I replaced the 32.768kHz crystal marked with S3238E with a new one (32.768kHz, 12.5pF) however although the system is less sensitive to the crystal not being warm, it still has the same issues. The only difference is that the crystal now also stops functioning when it gets hot enough… (>65C)
Since the 25 years between this device got manufactured I assume a bunch has changed in the world of crystals and maybe its original crystal has a higher load capacitance.
The circuit being used is as follows:
The MCU in question is an MC68HC05E1 which the datasheet can be found for over here: https://www.nxp.com/docs/en/data-sheet/HC05E1GRS.pdf
- What would the Load Capacitance of the crystal be like?
- What does it tell about the circuit when a crystal will only work at
a certain temperature?
Best Answer
The effective capacitance on a crystal is the series equivalent of the attached capacitances. The \$330\mathrm{k}\Omega\$ resistor isolates the crystal from the chip's output pin, so the effective capacitance is 33pF in series with the parallel combination of the 10pF cap and the microprocessor input pin.

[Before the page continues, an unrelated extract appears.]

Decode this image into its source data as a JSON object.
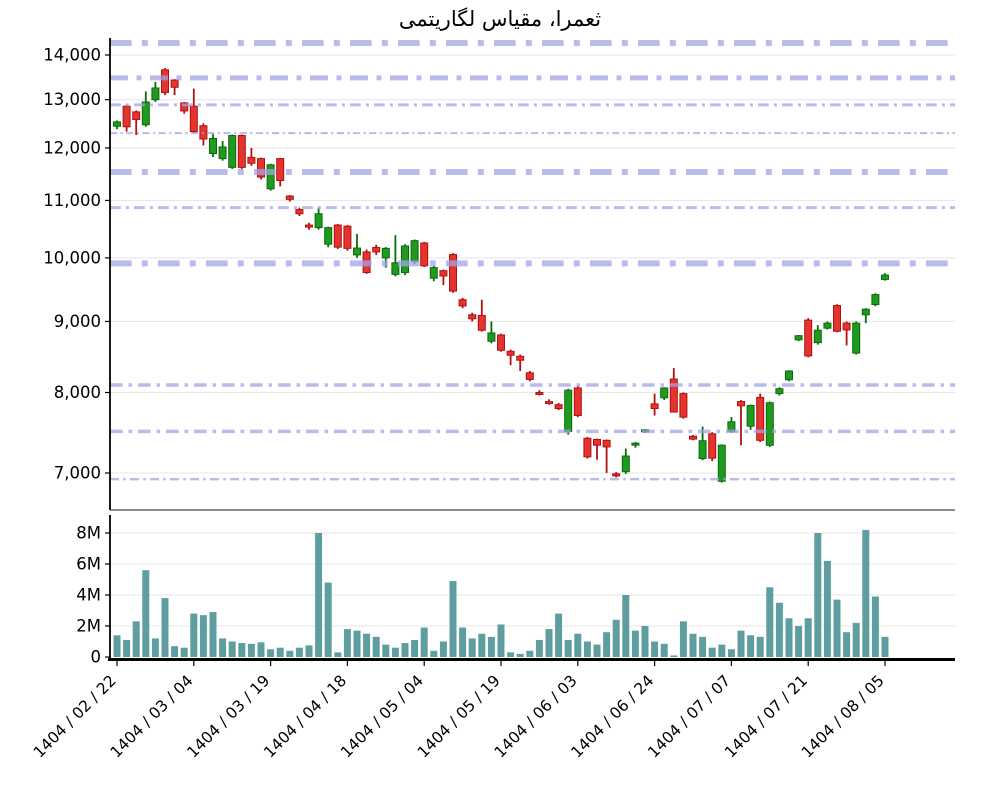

So the 10pF cap plus another 10pF of parasitic capacitance would get you to 12.5pF -- 10pF sounds high, but not unreasonable, to me.
But I suspect that a better question to ask would be the broader one of "why is this oscillator not oscillating", and the answer would be "either your board or your micro has aged" (Since you seem to have eliminated the crystal as a suspect). You do need the \$330\mathrm{k}\Omega\$ resistor there to reduce the drive to the crystal, but you might be able to reduce the resistance for greater drive (I wouldn't go below \$100\mathrm{k}\Omega\$, but that's a pure guess on my part).